第32章 私と恋愛する気ありますか?(謙信様)
油が切れそうなのか湯殿を照らしていた火が小さくなっている。
真っ暗になったら大変だと浴槽からあがると、女中さんが手ぬぐいで水滴を拭き取ってくれた。
脱衣所に続く戸に手をかけたタイミングで火が消え、ほうっと息を吐いた。
「ぎりぎり間に合ったね、ありがと………う?」
シ………ン………
振り返ったそこに女中さんは居なかった。
え、と思い脱衣所の明かりを手に持ち、もう一度湯殿に足を踏み入れたけれど床が濡れているだけで誰も居ない。
「女中さん……?」
おそるおそる暗闇に呼びかけたが返事はない。
(また佐助君のどっきり?)
しかし女中さんを使って、しかも裸になる水浴び中に仕掛けるのは佐助君の倫理から完全に外れている。

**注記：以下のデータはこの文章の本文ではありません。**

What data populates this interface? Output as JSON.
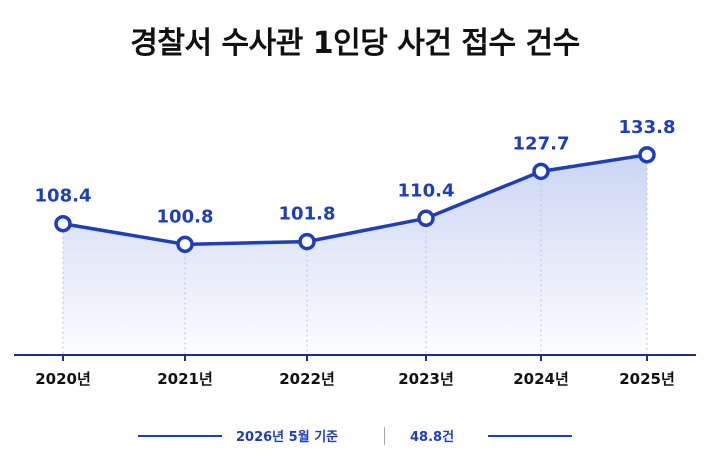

佐助君のどっきりじゃない。そう確信して歩いていると浴槽の淵に白く小さな陶器が浮いて見えた。
蓋を開けると良い香りのする馬油が入っていて、明かりを掲げてもう一度周囲を確認したけれど女中さんは居なかった。
「どういうことなの、人が消えた?」
夢じゃない証拠にここに馬油がある。
『幽霊』という言葉が頭に浮かび急に恐ろしくなった。
心臓がぎゅうっと縮みあがったあと、バクバクと大きく鼓動して口から出てきそうだ。
「うそー――――――――!?」
脱衣所に駆け戻り、襦袢と寝間着の前を適当に合わせて帯も一番簡単なちょうちょ結びにして謙信様の部屋に走った。
真夜中なのもおかまいなしに廊下をダダダダ!!と走り、声もかけずに謙信様の部屋に転がり込んだ。
「謙信様ぁぁー―――――!」
いつも冷静沈着な謙信様も流石に何事かという顔をしていて、私は何から話していいのかアワアワとするばかりだった。
謙信「騒々しい。いったい何事だ」
「いえ、湯殿で、あの、女中さん…火が…」
無神経が服をきたような私が心霊体験なんて初めてで、大パニックだ。
髪を洗ってくれたほっそりした指の感覚や、背中をこすってくれたたどたどしい手つきは幽霊のものとは思えなかった。
生々しい感覚を思い出して、背後を振り返っても誰も居なくて、目をつぶって震えた。